Ardaşir I, ilerleyen bir kaç yıl içinde, imparatorluk etrafında yerel isyancıları takibederek Sistan, Gorgan, Khorasan, Margian (modern Turkmenistan'da), Balkh, ve Chorasmia vilayetlerini de ele geçirerek imparatorluğunu doğu ve kuzeybatı yönlerinde genişletti. Bahreyn'i ve Musul'u da Sasani egemenliğine aldı. Sonraki Sasni yazıtları, Kuşan, Turan ve Mekran krallarının da Ardaşir'e tabi olduklarını iddia etseler de, numizmatik kanıtlar bu kralların Ardaşir'in oğlu olan Şapur I'e tabi olduklarını gösterir. Batı'da Hatra, Ermenistan Krallığı ve Adiabene'ye yapılan saldırılar daha az başarılı oldu.

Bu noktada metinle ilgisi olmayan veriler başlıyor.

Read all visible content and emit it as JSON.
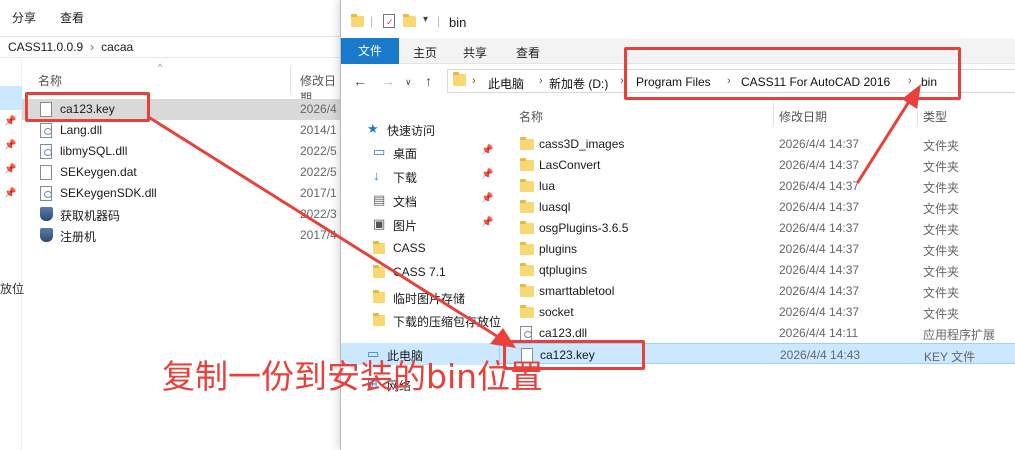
{
  "left_window": {
    "menu": [
      "分享",
      "查看"
    ],
    "breadcrumb": [
      "CASS11.0.0.9",
      "cacaa"
    ],
    "col_name": "名称",
    "col_date": "修改日期",
    "nav_text": "放位",
    "files": [
      {
        "name": "ca123.key",
        "date": "2026/4",
        "icon": "doc-icon",
        "selected": true
      },
      {
        "name": "Lang.dll",
        "date": "2014/1",
        "icon": "dll-icon"
      },
      {
        "name": "libmySQL.dll",
        "date": "2022/5",
        "icon": "dll-icon"
      },
      {
        "name": "SEKeygen.dat",
        "date": "2022/5",
        "icon": "doc-icon"
      },
      {
        "name": "SEKeygenSDK.dll",
        "date": "2017/1",
        "icon": "dll-icon"
      },
      {
        "name": "获取机器码",
        "date": "2022/3",
        "icon": "shield-icon"
      },
      {
        "name": "注册机",
        "date": "2017/4",
        "icon": "shield-icon"
      }
    ]
  },
  "right_window": {
    "title": "bin",
    "ribbon_tabs": [
      "文件",
      "主页",
      "共享",
      "查看"
    ],
    "breadcrumb": [
      "此电脑",
      "新加卷 (D:)",
      "Program Files",
      "CASS11 For AutoCAD 2016",
      "bin"
    ],
    "nav_items": [
      {
        "label": "快速访问",
        "icon": "star-icon",
        "indent": 0
      },
      {
        "label": "桌面",
        "icon": "desktop-icon",
        "indent": 1,
        "pin": true
      },
      {
        "label": "下载",
        "icon": "download-icon",
        "indent": 1,
        "pin": true
      },
      {
        "label": "文档",
        "icon": "document-icon",
        "indent": 1,
        "pin": true
      },
      {
        "label": "图片",
        "icon": "picture-icon",
        "indent": 1,
        "pin": true
      },
      {
        "label": "CASS",
        "icon": "folder-icon",
        "indent": 1
      },
      {
        "label": "CASS 7.1",
        "icon": "folder-icon",
        "indent": 1
      },
      {
        "label": "临时图片存储",
        "icon": "folder-icon",
        "indent": 1
      },
      {
        "label": "下载的压缩包存放位",
        "icon": "folder-icon",
        "indent": 1
      },
      {
        "label": "此电脑",
        "icon": "computer-icon",
        "indent": 0,
        "selected": true
      },
      {
        "label": "网络",
        "icon": "network-icon",
        "indent": 0
      }
    ],
    "columns": {
      "name": "名称",
      "date": "修改日期",
      "type": "类型"
    },
    "files": [
      {
        "name": "cass3D_images",
        "date": "2026/4/4 14:37",
        "type": "文件夹",
        "icon": "folder-icon"
      },
      {
        "name": "LasConvert",
        "date": "2026/4/4 14:37",
        "type": "文件夹",
        "icon": "folder-icon"
      },
      {
        "name": "lua",
        "date": "2026/4/4 14:37",
        "type": "文件夹",
        "icon": "folder-icon"
      },
      {
        "name": "luasql",
        "date": "2026/4/4 14:37",
        "type": "文件夹",
        "icon": "folder-icon"
      },
      {
        "name": "osgPlugins-3.6.5",
        "date": "2026/4/4 14:37",
        "type": "文件夹",
        "icon": "folder-icon"
      },
      {
        "name": "plugins",
        "date": "2026/4/4 14:37",
        "type": "文件夹",
        "icon": "folder-icon"
      },
      {
        "name": "qtplugins",
        "date": "2026/4/4 14:37",
        "type": "文件夹",
        "icon": "folder-icon"
      },
      {
        "name": "smarttabletool",
        "date": "2026/4/4 14:37",
        "type": "文件夹",
        "icon": "folder-icon"
      },
      {
        "name": "socket",
        "date": "2026/4/4 14:37",
        "type": "文件夹",
        "icon": "folder-icon"
      },
      {
        "name": "ca123.dll",
        "date": "2026/4/4 14:11",
        "type": "应用程序扩展",
        "icon": "dll-icon"
      },
      {
        "name": "ca123.key",
        "date": "2026/4/4 14:43",
        "type": "KEY 文件",
        "icon": "doc-icon",
        "selected": true
      }
    ]
  },
  "annotation": {
    "text": "复制一份到安装的bin位置",
    "color": "#e8413c"
  }
}
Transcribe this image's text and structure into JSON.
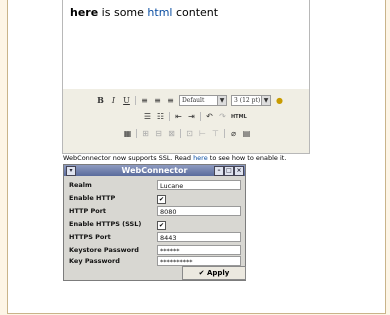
{
  "editor": {
    "word_bold": "here",
    "text_mid": " is some ",
    "word_link": "html",
    "text_end": " content"
  },
  "toolbar": {
    "bold": "B",
    "italic": "I",
    "underline": "U",
    "font_select": "Default",
    "size_select": "3 (12 pt)",
    "html_button": "HTML"
  },
  "notice": {
    "text_before": "WebConnector now supports SSL. Read ",
    "link": "here",
    "text_after": " to see how to enable it."
  },
  "dialog": {
    "title": "WebConnector",
    "fields": [
      {
        "label": "Realm",
        "value": "Lucane"
      },
      {
        "label": "Enable HTTP",
        "checked": true
      },
      {
        "label": "HTTP Port",
        "value": "8080"
      },
      {
        "label": "Enable HTTPS (SSL)",
        "checked": true
      },
      {
        "label": "HTTPS Port",
        "value": "8443"
      },
      {
        "label": "Keystore Password",
        "value": "******"
      },
      {
        "label": "Key Password",
        "value": "**********"
      }
    ],
    "apply_label": "Apply"
  },
  "colors": {
    "accent_link": "#0b4ea2",
    "titlebar": "#5a6b9c",
    "page_bg": "#fdf5e6"
  }
}
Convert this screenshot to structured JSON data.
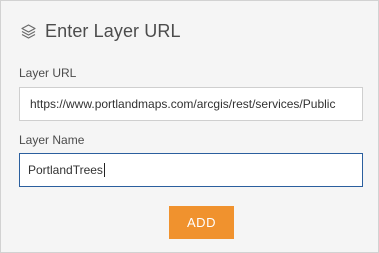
{
  "header": {
    "icon": "layers-icon",
    "title": "Enter Layer URL"
  },
  "form": {
    "url_label": "Layer URL",
    "url_value": "https://www.portlandmaps.com/arcgis/rest/services/Public",
    "name_label": "Layer Name",
    "name_value": "PortlandTrees"
  },
  "actions": {
    "add_label": "ADD"
  },
  "colors": {
    "accent": "#f0922e",
    "focus_border": "#2b5f9e"
  }
}
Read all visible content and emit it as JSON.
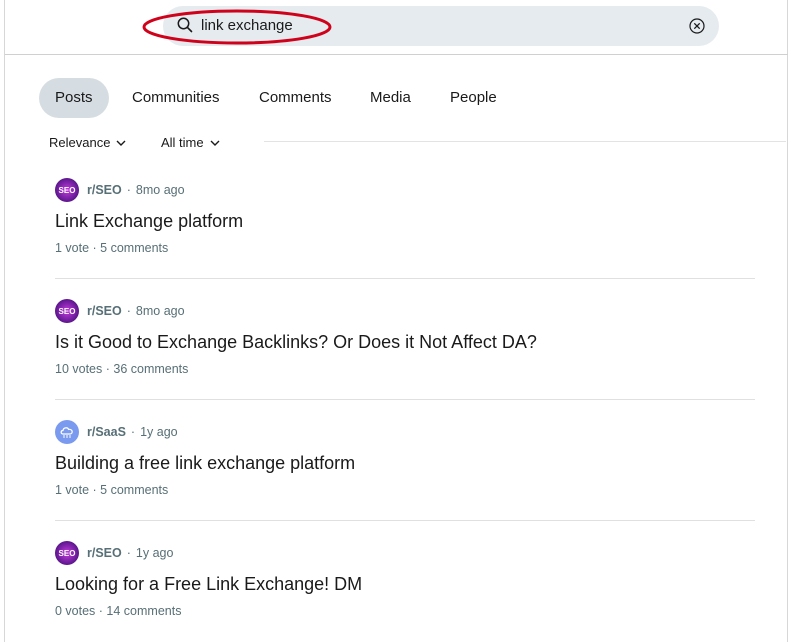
{
  "search": {
    "query": "link exchange"
  },
  "tabs": [
    {
      "label": "Posts",
      "active": true
    },
    {
      "label": "Communities",
      "active": false
    },
    {
      "label": "Comments",
      "active": false
    },
    {
      "label": "Media",
      "active": false
    },
    {
      "label": "People",
      "active": false
    }
  ],
  "filters": {
    "sort_label": "Relevance",
    "time_label": "All time"
  },
  "posts": [
    {
      "subreddit": "r/SEO",
      "age": "8mo ago",
      "title": "Link Exchange platform",
      "stats": "1 vote · 5 comments",
      "avatar_text": "SEO",
      "avatar_icon": "seo-avatar-icon"
    },
    {
      "subreddit": "r/SEO",
      "age": "8mo ago",
      "title": "Is it Good to Exchange Backlinks? Or Does it Not Affect DA?",
      "stats": "10 votes · 36 comments",
      "avatar_text": "SEO",
      "avatar_icon": "seo-avatar-icon"
    },
    {
      "subreddit": "r/SaaS",
      "age": "1y ago",
      "title": "Building a free link exchange platform",
      "stats": "1 vote · 5 comments",
      "avatar_text": "",
      "avatar_icon": "cloud-avatar-icon"
    },
    {
      "subreddit": "r/SEO",
      "age": "1y ago",
      "title": "Looking for a Free Link Exchange! DM",
      "stats": "0 votes · 14 comments",
      "avatar_text": "SEO",
      "avatar_icon": "seo-avatar-icon"
    }
  ],
  "colors": {
    "highlight": "#d0021b",
    "search_bg": "#e5ebee",
    "active_tab_bg": "#d5dde2"
  }
}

Ardaşir I'in oğlu Şapur I'in annesi bir Parthia kralının, büyük ihtimalle Artabanus IV'ün ya da Suren-Pahlav klanının üyelerinden birinin kızıydı. Şapur I, bu ilerlemeyi devam ettirdiç Baktria ve Kuşan'ı fethetti. Roma'ya karşı birden fazla seferi yönetti. Roma topraklarının içine kadar ilerleyen Şapur I, Antakya'yı ele geçirdi ve talan etti (253 veya 256). En sonunda Roma İmparatorları Gordian III'ü, Arap Philip'i ve Valeryan'ı malup etti. Sonuncusu Edessa savaşından sonra 259 yılında İran tarafından hapsedildi. Bu olay bu zamana kadar Romalılar için çok büyük bir utanç kaynağı oldu. Şapur I, zaferini Nakş-ı Rustem'de etkileyici kaya kabartmaları oyarak kutladı. 260 ve 263 yılları arasında bu yeni kazanılan bölgelerden bir kısmı bir Roma müttefiki olan Odanathus'a kaptırıldı.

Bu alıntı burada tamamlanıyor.